Republican officials from across the country are gathering in North Carolina this week to begin shaping a path forward following their party's November shellacking.
Despite a weak economy and a high unemployment rate, Republicans failed to regain control of the presidency and Senate, where Democrats gained seats. Republicans held on to their majority in the House of Representatives but lost seats there, too.
The outcome displayed the large and growing advantage of Democrats among women and minorities amid the Republican Party's sharp turn to the right in recent years.
In speech excerpts released earlier in the day, Jindal says the Republican Party doesn't need to change its values, but, "might need to change just about everything else we do."
"We do not need to change what we believe as conservatives -- our principles are timeless," Jindal says. "But we do need to re-orient our focus to the place where conservatism thrives: in the real world beyond the Washington Beltway."
The Republican Party is too focused on number-crunching in Washington, he continues, and not focused enough on economic growth across the nation.
"Today's conservatism is completely wrapped up in solving the hideous mess that is the federal budget, the burgeoning deficits, the mammoth federal debt, the shortfall in our entitlement programs," he says. "We seem to have an obsession with government bookkeeping. This is a rigged game, and it is the wrong game for us to play."

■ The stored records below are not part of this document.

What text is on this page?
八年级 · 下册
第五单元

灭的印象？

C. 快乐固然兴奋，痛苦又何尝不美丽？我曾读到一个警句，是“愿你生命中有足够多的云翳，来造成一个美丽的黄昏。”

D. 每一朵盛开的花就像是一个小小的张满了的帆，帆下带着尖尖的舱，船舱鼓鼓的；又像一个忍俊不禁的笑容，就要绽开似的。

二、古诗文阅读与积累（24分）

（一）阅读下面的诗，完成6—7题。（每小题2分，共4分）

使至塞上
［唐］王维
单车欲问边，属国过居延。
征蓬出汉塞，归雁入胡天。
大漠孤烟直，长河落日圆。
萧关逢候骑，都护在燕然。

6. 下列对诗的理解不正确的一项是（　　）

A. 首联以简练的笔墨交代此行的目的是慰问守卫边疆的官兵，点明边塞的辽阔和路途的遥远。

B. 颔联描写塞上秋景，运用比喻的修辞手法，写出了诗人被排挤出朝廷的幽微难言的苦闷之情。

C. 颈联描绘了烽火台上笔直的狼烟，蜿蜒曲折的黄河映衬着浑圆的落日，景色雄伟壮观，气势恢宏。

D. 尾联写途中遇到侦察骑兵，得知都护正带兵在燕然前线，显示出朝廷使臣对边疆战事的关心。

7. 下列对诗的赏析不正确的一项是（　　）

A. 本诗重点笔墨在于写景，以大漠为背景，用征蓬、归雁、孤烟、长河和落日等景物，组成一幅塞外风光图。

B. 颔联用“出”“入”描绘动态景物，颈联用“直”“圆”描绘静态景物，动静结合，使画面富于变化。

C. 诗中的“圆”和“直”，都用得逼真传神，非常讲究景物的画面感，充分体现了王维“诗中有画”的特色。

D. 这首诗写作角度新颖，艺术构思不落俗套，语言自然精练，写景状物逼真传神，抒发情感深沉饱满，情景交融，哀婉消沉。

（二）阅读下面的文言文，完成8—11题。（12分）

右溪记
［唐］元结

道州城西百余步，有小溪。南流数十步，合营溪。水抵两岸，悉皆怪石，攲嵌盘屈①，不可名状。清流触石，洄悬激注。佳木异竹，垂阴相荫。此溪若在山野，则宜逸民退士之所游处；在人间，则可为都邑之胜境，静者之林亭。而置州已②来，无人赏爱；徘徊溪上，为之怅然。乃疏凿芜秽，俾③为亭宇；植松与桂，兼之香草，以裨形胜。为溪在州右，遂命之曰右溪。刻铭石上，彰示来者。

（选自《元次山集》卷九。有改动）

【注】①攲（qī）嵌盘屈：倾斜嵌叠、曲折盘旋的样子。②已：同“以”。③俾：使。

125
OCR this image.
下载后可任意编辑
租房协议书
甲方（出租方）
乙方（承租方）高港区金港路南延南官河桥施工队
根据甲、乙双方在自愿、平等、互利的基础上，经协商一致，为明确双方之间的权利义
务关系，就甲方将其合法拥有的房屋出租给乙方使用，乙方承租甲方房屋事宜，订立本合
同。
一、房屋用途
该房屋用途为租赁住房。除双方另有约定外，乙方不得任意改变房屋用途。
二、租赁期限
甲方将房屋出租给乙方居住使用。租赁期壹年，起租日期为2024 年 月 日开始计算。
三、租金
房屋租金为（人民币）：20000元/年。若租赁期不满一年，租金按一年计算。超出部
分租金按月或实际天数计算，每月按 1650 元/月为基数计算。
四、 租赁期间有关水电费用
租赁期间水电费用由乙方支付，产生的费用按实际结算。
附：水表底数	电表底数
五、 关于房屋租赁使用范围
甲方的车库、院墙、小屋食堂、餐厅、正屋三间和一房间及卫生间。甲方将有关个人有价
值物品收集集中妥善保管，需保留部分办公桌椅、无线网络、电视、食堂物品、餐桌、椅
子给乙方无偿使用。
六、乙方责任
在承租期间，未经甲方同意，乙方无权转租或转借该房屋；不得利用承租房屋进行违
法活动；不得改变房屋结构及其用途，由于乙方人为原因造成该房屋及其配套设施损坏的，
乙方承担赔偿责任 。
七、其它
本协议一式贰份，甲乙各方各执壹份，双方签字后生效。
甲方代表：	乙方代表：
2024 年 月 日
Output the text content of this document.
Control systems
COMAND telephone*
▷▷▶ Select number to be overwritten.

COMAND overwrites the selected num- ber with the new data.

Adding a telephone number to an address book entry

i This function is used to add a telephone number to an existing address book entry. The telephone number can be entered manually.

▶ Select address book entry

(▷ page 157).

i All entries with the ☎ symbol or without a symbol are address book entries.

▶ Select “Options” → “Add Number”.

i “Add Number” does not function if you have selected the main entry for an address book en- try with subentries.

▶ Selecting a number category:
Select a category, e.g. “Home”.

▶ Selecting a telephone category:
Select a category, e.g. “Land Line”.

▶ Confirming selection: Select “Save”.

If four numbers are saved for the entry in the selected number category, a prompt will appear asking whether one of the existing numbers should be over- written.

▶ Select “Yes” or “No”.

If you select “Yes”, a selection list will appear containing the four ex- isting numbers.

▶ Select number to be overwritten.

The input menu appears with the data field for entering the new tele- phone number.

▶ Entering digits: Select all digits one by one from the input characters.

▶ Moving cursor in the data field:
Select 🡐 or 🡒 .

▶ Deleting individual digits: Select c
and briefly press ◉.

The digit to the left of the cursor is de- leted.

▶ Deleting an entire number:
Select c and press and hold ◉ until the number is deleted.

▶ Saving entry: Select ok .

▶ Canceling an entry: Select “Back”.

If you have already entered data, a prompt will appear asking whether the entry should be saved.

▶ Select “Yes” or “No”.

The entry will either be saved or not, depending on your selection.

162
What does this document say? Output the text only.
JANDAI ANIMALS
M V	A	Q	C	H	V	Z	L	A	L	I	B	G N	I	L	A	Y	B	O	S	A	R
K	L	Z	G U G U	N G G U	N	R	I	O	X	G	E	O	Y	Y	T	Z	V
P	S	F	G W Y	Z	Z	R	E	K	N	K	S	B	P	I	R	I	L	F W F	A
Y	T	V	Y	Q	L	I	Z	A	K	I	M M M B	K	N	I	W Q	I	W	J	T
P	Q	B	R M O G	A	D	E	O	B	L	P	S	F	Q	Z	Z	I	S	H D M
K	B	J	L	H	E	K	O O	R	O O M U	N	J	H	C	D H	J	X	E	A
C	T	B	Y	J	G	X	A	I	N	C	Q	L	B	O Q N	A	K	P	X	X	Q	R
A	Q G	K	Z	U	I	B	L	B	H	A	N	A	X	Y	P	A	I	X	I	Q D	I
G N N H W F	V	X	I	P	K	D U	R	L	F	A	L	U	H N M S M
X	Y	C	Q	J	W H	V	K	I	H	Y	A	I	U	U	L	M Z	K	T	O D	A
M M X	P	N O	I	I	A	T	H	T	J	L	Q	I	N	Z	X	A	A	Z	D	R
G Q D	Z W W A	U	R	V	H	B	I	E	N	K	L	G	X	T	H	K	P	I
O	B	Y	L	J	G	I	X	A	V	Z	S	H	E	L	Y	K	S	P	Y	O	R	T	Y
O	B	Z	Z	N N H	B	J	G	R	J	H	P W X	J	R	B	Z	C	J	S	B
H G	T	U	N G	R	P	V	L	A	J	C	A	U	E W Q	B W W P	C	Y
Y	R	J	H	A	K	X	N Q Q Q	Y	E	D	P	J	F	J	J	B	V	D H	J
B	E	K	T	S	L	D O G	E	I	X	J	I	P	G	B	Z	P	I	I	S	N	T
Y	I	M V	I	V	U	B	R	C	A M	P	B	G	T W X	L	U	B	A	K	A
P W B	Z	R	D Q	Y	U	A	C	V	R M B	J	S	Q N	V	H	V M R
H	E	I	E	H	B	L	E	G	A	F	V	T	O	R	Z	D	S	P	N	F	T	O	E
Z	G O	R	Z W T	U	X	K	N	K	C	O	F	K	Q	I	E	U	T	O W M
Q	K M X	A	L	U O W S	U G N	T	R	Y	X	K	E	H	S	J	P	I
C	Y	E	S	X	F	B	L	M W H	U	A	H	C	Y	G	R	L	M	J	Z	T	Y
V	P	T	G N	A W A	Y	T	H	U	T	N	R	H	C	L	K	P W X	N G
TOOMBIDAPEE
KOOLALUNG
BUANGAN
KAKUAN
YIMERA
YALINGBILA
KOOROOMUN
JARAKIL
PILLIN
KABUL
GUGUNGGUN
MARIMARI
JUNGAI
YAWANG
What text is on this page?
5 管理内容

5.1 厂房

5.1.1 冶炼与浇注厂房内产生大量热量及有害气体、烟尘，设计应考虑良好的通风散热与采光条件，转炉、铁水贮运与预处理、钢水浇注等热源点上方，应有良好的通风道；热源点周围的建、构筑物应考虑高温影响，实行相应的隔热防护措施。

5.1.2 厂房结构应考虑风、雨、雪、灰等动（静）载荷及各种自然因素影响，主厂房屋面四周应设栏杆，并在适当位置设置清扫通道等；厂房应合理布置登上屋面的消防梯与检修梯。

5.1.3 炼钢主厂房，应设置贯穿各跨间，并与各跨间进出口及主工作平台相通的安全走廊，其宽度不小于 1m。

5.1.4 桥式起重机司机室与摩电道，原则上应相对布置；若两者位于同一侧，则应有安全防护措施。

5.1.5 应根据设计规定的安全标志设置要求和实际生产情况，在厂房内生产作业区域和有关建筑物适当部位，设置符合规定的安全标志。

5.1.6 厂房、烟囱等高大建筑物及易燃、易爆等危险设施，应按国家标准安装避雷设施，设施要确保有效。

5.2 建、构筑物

The comments come a day after the House passed a bill to permit the government to borrow enough money to avoid a first-time default for at least four months, defusing a looming crisis and setting up a springtime debate over taxes, spending and the deficit. The House passed the measure on a bipartisan basis as majority Republicans back away from their previous demand that any increase in the government's borrowing cap be paired with an equivalent level of spending cuts.
"The Republican Party must become the party of growth, the party of a prosperous future that is based in our economic growth and opportunity that is based in every community in this great country and that is not based in Washington, D.C.," Jindal says.